McKay sat down on a stool next to Beckett and rolled up his sleeve. "It's not there. We looked."

Beckett frowned as he swabbed the crook of McKay's arm. "Rodney, Colonel Sheppard and Teyla called me a couple of hours ago, said they'd checked on Radek and he was fine. Rodney was going to take a quick look at the device and then get a few hours sleep. Here we go now, wee pinch."

McKay didn't even notice the needle go in. He was staring at Sheppard, who was staring back at him. Sheppard set his stool on all three legs with a thud.

"Uh, doc," he said, standing and coming over. "Your Rodney was in the lab here — messing with the device — when they shifted?"

Beckett put a band-aid on McKay's arm and looked up, unconcerned. "I wouldn't be surprised. He — " He glanced at McKay with mock ferocity "— and you, too, I'm sure, never listen to me when I order rest. Not when there's some shiny new Ancient device that needs figuring out."
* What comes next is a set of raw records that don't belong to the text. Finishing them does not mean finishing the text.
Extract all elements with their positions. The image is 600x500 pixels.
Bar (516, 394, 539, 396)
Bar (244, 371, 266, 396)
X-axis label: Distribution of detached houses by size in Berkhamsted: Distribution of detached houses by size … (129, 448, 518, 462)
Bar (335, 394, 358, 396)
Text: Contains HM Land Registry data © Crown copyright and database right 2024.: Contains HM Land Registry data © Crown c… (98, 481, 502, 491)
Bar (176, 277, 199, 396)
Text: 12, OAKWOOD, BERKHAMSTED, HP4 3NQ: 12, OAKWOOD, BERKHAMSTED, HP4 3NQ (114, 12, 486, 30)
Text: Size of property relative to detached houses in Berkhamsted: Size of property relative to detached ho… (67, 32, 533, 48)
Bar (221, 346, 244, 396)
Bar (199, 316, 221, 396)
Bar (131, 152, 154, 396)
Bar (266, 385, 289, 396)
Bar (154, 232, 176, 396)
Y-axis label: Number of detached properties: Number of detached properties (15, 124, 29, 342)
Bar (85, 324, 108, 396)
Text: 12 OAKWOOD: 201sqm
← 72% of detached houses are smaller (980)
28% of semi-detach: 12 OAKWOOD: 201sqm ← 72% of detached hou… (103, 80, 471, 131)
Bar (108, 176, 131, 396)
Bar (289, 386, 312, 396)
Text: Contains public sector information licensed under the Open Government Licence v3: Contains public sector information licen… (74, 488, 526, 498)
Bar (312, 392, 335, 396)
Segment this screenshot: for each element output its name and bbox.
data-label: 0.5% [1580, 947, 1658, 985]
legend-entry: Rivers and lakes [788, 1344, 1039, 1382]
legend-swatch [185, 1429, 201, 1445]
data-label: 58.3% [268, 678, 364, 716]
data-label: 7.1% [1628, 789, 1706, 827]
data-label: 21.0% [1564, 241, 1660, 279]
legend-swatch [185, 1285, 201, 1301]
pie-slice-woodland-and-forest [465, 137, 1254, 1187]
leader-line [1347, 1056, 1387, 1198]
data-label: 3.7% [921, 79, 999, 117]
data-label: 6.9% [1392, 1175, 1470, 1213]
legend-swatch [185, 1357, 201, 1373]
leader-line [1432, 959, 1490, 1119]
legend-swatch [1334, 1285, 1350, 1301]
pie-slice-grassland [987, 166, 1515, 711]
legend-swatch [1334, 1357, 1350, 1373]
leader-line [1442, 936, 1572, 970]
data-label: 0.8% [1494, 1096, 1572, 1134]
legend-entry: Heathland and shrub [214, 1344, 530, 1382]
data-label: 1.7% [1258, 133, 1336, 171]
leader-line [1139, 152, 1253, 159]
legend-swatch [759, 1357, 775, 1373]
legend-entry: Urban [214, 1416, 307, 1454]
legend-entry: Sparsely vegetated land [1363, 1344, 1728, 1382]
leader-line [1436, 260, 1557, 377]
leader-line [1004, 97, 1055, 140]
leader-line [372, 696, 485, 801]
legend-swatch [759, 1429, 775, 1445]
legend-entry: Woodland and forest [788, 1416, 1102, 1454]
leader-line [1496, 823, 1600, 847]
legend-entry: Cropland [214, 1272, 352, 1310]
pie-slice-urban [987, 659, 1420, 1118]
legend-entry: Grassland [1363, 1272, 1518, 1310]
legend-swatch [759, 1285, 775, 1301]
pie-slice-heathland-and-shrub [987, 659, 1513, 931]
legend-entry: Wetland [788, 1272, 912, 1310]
McKay stood up, absently rubbing at the band-aid with his thumb. "He had it when he shifted."

Sheppard glanced at Beckett, who was preparing another syringe. If this universe's Rodney carried the device with him, with his team, the doctor likely just lost his closest friends for good. "Are you sure this Rodney'd bring it with him?"

McKay nodded, and for the second time in as many hours his heart sank. "I would have."